A grande maioria dos brasileiros conhece o tango como uma cultura exclusivamente de origem argentina.  Na verdade, o tango também nasceu no Brasil na mesma época que nascia na região rioplatense.  Sem dúvida, esse fato explica o porquê de muitos brasileiros serem amantes do tango e apaixonados pela música e pela dança que cada vez mais cresce em nosso País, repetindo aqui o mesmo fenômeno que fez com que o tango argentino conquistasse boa parte do mundo, incluindo países da Europa, América do Norte e a Ásia.

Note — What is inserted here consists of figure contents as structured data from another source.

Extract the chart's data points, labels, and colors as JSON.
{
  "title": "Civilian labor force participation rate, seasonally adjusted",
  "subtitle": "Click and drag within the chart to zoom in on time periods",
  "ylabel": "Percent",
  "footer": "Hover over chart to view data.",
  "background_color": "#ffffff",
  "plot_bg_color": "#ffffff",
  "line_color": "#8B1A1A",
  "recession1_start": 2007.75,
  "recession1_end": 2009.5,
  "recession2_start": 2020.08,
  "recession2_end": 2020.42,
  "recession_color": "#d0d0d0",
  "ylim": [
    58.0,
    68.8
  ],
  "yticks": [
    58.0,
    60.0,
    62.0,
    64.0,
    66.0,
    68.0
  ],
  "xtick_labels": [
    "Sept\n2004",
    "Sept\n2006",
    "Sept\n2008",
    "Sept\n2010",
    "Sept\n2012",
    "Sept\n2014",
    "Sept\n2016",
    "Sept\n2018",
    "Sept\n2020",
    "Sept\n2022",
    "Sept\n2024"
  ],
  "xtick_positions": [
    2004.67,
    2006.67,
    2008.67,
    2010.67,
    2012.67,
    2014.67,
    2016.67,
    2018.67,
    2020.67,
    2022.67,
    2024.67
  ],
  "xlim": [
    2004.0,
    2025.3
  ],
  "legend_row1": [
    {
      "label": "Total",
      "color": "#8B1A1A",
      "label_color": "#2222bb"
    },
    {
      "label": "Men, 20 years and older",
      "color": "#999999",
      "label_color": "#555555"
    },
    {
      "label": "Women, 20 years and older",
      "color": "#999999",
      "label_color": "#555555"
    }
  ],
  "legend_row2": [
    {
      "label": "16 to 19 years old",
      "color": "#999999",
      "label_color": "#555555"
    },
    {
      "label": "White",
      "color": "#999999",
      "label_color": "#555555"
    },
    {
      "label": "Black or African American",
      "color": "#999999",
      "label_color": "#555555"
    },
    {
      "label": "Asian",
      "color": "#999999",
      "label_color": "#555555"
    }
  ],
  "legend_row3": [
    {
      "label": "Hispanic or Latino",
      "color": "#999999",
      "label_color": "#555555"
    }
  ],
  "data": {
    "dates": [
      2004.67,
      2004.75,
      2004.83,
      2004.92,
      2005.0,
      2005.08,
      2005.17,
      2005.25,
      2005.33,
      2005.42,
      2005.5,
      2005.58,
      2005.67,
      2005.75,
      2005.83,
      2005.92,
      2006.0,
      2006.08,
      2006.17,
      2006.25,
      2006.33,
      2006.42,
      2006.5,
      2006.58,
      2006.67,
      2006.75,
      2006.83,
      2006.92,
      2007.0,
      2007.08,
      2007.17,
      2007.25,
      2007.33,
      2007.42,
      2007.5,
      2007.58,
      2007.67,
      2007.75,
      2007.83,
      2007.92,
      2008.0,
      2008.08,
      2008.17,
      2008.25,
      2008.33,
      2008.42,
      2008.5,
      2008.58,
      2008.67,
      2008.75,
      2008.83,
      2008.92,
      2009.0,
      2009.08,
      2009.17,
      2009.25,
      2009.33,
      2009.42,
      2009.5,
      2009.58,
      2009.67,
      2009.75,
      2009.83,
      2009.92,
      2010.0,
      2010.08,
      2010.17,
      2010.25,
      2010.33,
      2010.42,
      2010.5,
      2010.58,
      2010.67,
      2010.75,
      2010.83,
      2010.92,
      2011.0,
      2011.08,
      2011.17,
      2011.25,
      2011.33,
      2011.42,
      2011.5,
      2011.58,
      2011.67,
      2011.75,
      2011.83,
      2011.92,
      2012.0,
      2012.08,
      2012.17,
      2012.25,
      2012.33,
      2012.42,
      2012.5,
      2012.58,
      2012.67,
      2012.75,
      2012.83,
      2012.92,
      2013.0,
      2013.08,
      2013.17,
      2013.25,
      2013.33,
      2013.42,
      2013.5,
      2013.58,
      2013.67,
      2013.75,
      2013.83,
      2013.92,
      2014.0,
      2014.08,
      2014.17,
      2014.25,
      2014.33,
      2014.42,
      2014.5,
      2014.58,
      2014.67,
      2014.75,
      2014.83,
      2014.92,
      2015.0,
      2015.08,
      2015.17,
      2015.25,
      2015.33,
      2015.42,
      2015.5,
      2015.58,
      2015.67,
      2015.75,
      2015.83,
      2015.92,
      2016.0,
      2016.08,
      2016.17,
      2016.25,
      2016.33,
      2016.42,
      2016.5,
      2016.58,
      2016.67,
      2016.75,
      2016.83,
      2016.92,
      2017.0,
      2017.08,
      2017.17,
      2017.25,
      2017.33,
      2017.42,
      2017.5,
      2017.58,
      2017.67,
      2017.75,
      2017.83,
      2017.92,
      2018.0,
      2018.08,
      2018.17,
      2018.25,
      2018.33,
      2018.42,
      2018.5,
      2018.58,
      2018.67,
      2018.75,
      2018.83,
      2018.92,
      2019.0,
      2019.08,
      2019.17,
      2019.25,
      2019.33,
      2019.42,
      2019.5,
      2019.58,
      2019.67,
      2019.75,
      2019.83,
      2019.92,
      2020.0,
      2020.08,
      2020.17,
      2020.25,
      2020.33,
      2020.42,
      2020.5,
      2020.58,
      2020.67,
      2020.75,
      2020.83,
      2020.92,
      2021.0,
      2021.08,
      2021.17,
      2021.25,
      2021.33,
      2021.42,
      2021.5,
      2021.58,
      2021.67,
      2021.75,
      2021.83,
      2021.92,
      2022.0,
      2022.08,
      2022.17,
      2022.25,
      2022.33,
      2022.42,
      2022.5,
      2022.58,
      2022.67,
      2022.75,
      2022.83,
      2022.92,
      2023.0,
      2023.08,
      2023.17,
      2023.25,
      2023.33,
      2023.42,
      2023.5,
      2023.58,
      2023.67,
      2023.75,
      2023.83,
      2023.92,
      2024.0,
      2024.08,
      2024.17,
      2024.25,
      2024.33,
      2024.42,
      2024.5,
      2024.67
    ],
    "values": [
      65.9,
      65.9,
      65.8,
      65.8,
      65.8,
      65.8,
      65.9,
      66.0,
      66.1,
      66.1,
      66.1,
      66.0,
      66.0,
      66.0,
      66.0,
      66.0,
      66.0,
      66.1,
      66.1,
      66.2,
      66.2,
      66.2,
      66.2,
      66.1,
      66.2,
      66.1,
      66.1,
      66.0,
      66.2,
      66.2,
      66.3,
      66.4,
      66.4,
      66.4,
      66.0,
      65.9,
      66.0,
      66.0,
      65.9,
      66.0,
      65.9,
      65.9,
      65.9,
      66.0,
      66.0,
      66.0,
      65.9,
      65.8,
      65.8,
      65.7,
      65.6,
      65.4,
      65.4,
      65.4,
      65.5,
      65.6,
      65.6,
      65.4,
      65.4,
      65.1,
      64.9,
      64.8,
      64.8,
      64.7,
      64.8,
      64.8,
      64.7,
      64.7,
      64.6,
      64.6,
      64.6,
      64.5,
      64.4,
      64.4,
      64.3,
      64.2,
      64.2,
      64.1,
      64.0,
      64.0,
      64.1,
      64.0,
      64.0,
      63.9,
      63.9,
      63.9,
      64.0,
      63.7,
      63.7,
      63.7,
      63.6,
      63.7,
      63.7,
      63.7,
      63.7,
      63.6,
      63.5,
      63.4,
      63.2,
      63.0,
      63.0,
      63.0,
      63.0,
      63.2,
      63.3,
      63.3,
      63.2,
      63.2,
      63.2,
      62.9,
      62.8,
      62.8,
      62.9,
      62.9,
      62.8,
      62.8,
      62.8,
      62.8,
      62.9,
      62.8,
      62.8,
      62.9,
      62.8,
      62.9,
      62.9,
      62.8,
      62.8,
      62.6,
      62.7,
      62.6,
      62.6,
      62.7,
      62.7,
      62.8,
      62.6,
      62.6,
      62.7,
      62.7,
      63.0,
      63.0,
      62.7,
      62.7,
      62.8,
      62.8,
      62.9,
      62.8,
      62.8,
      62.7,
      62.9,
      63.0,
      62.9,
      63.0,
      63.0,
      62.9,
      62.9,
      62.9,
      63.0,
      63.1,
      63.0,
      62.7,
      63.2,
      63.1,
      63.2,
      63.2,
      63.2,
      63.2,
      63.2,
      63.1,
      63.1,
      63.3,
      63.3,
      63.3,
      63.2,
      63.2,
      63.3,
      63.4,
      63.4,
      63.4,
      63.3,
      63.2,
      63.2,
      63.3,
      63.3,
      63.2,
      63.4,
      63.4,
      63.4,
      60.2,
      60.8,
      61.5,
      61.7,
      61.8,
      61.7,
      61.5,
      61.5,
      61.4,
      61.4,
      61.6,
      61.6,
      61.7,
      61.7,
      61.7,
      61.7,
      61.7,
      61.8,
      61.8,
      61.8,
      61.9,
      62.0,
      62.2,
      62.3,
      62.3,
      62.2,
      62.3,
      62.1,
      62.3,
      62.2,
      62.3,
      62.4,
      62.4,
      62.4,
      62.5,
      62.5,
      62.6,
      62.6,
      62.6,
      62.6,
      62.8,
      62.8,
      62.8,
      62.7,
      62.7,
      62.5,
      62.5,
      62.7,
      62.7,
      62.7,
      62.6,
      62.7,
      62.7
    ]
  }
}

Na época da formação do tango, tanto na região do Rio da Prata, Uruguai e Argentina, como no Brasil, as influências que deram origem ao tango criollo, mais tarde denominado tango argentino, foram as mesmas que deram origem ao tango brasileiro. Diversos tangos foram compostos no Brasil e na região rio-platense até que, em 1895, em Buenos Aires, surgiria a primeira composição de um tango criollo para piano, segundo o poeta Horacio Ferrer, numa regravação histórica em CD, que é trilha sonora de seu livro “El Siglo de Oro del Tango” - Manrique Zago Ediciones, Buenos Aires – 1996.  Ouvindo esse tango, deparamos com a incrível semelhança musical com os nossos chorinhos para piano de então, executados aqui no Brasil na mesma ocasião, por Ernesto Nazareth, Chiquinha Gonzaga e, principalmente, por outros maestros contemporâneos.  Mais tarde, Nazareth resolveu mudar várias de suas 93 partituras conhecidas, de tango para chorinho, atendendo aos interesses das gravadoras.  Esse sincretismo musical pode explicar porque, desde Francisco Canaro a Mariano Mores, grandes maestros argentinos, assim como o grupo musical brasileiro Família Lima, executam chorinhos com andamento de tango e vice-versa, como é o caso do nosso Tico Tico no Fubá, um chorinho que é executado por eles como tango e como chorinho, demonstrando as semelhanças originais.

Esse é um tema apaixonante, um capítulo da cultura latina que o festival pretende resgatar e registrar na memória nacional.  Este Festival de Música e Dança consiste em eventos com atividades de cine-vídeo, literatura, teatro musical, palestras, artes plásticas e aulas, a preços populares e gratuitos, relacionadas ao tango, choro e o samba.  O III RIO TANGO FESTIVAL, além das atividades já mencionadas, realizará dois bailes (além do de abertura), não só para entretenimento e prática das aulas ministradas por professores internacionais e nacionais, mas também para mostrar os talentos renomados e emergentes do cenário artístico e cultural, tanto do Brasil quanto da Argentina. A música e a dança são dois elementos que têm o poder de reunir pessoas de várias camadas sociais e idades e é com base nestes dois elementos que procuramos elaborar este projeto, ao mesmo tempo artístico e cultural.